Afterwards, in line for skates, he adjusts the crown still atop his head.

“I’ve never ice-skated before,” he admits, “but I’m not taking this off.”

Hampden’s Ball

34th Street

January 1, 2015

“Somebody get me the time,” pleads 58-year-old Bob Hosier, pacing in his row-house living room in a diaper, bonnet, and bib. Surrounded by friends and family—including an actual baby whose diaper is being changed on the sofa—Hosier is nervously trying to sync the televised New Year’s Eve ball-drop in Times Square with the light-post ball-drop he’s been rigging up in front of his house for the past two and a half decades.

“It takes 22 seconds for our ball to drop,” explains Hosier, who, along with starting the audacious holiday-decorating phenomenon known as the “Miracle on 34th Street,” appears each year as “Baby New Year” at midnight to anxious throngs. “If it took a full minute, I’d need a 60-foot pole and the city wouldn’t go for that.”

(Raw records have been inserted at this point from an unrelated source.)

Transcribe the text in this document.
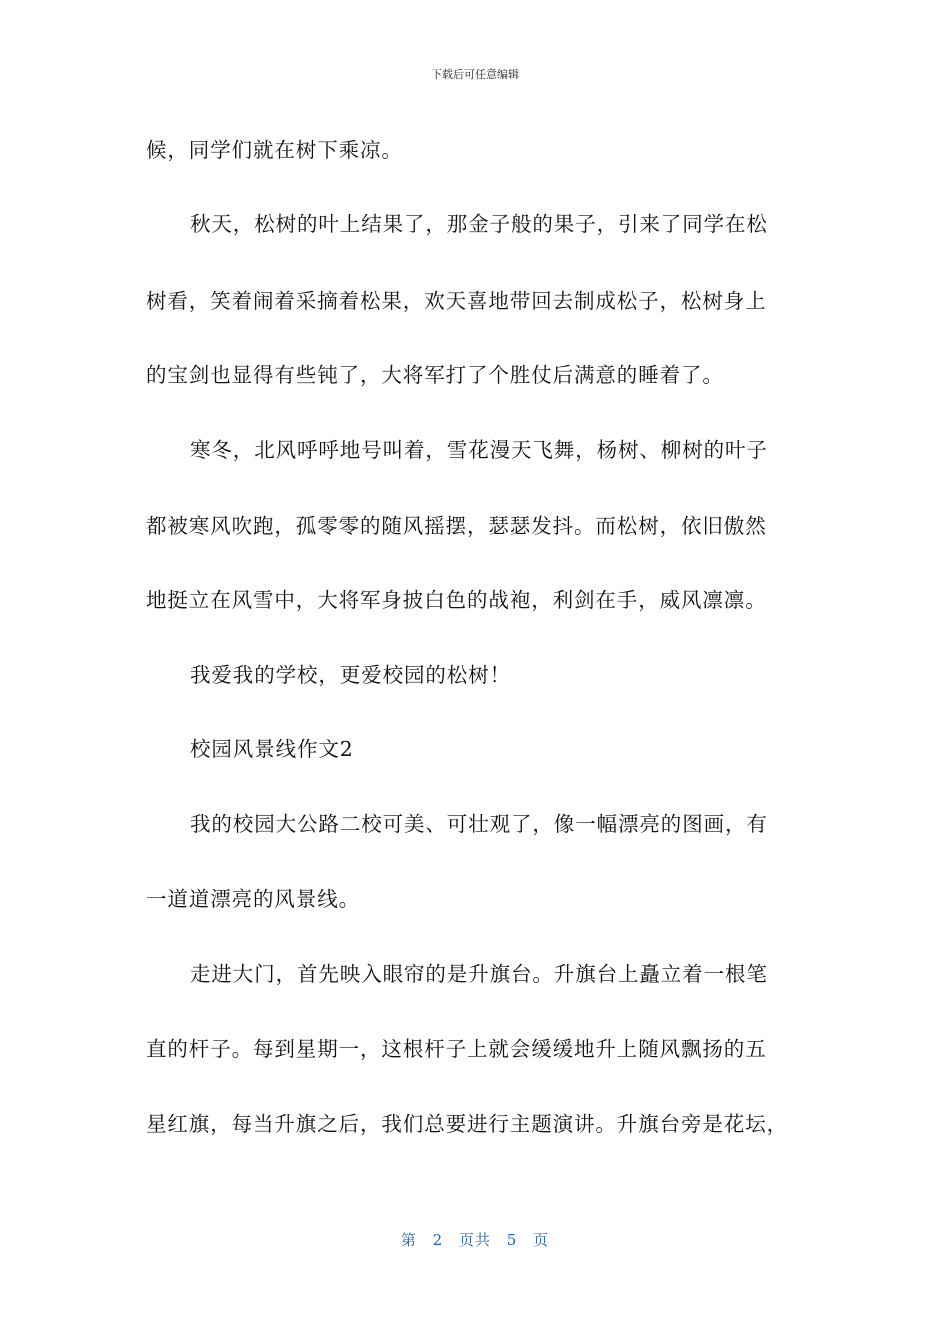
下载后可任意编辑
候，同学们就在树下乘凉。
秋天，松树的叶上结果了，那金子般的果子，引来了同学在松
树看，笑着闹着采摘着松果，欢天喜地带回去制成松子，松树身上
的宝剑也显得有些钝了，大将军打了个胜仗后满意的睡着了。
寒冬，北风呼呼地号叫着，雪花漫天飞舞，杨树、柳树的叶子
都被寒风吹跑，孤零零的随风摇摆，瑟瑟发抖。而松树，依旧傲然
地挺立在风雪中，大将军身披白色的战袍，利剑在手，威风凛凛。
我爱我的学校，更爱校园的松树！
校园风景线作文2
我的校园大公路二校可美、可壮观了，像一幅漂亮的图画，有
一道道漂亮的风景线。
走进大门，首先映入眼帘的是升旗台。升旗台上矗立着一根笔
直的杆子。每到星期一，这根杆子上就会缓缓地升上随风飘扬的五
星红旗，每当升旗之后，我们总要进行主题演讲。升旗台旁是花坛，
第 2 页共 5 页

Just before the climatic moment, Hosier kisses his wife and daughter, and then, as fireworks fly, he opens his front door to wild applause, popping champagne as he waves to the crowd.

“There he is!”

“Hey, Baby New Year!”

“Oh, that’s one sexy diaper!”

Fortified by 100-proof Old Grand-Dad, Hosier mingles with members of the fawning, and, for the most part, only mildly intoxicated crowd, who offer toasts and kisses, rub his belly for luck, and pose for delirious selfies.

“You know,” says an onlooker to his girlfriend, “waiting for him to come out of his house every year, it’s like he’s our version of Punxsutawney Phil.”

“The difference,” his date smiles, scanning the beefy, nearly naked Hosier, “is just a little less hair.”